Now, I don't know that this is the route that I want to go, but the concept of what they are talking about interests me. It isn't the first that I've heard of it. Historically, any agent that charged for other services was in violation of the basic tenents of being an agent, particularly if they happen to be an AAR member. But I keep hearing that this may be changing in regards to select options that agents may be doing for their clients and this is one option I hear brought up a lot.

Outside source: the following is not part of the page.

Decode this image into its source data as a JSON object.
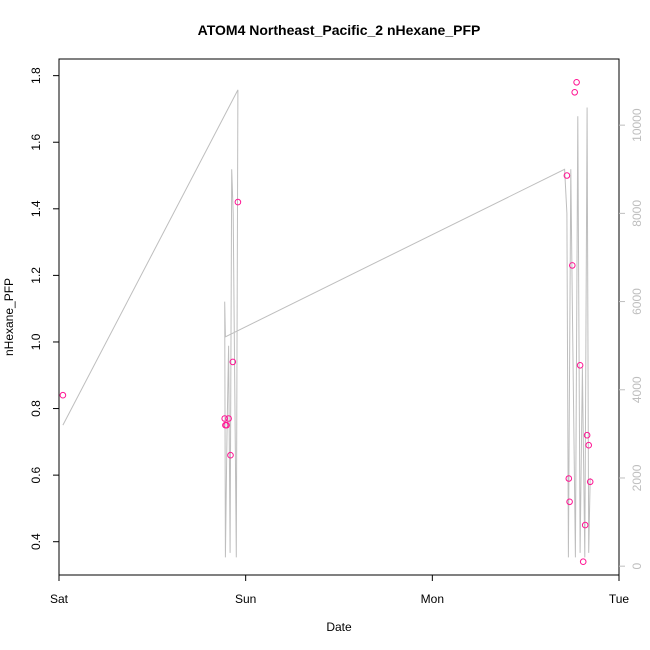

I know a number of agents that are holding back ebook rights and trying to negotiate them separately to someone set up to get them to market on the new e-readers. This market is exploding, and can no longer be considered just something we throw in the deal for a publisher. Is the next logical step to actually be involved in the upload of the books themselves?

What do you think? 


Karen said...

I was just involved in a discussion of ebooks on a travel forum for those who love to cruise. While a few are still holdouts for the printed page, the majority loves the option of downloading a small library and sticking it in a carry-on. The technology is also moving along and more and more versions--some by lesser known companies, are coming out. E-rights for periodicals and e-rights for books are going to have to be more well defined in contracts. Absolutely.

Timothy Fish said...

To me, that seems like the agent is becoming the publisher.

Jeanette Levellie said...

We can't move backwards, Terry. If riding the wave to publication means I pay my agent for a contract to an ebook, then show me where to buy a wetsuit, please. Today.

Terry Burns said...

Timothy, Bill Jensen has responded by forming Eagle Rock Publications in addition to being an agent and is doing precisely that. We're still looking at what our response to this should be.

Cheryl Linn Martin said...

Interesting and exciting "stuff of the future--Now!" Keep us posted on your journey with your books.

Me, I'd just like to get published any ole way! : )

Bonnie S. Calhoun said...

I know that my Kindle is the new "crack". I am so hooked on it that it is unbelievable! I'm presently reading a 16 book series and I downloaded them all from Kindle.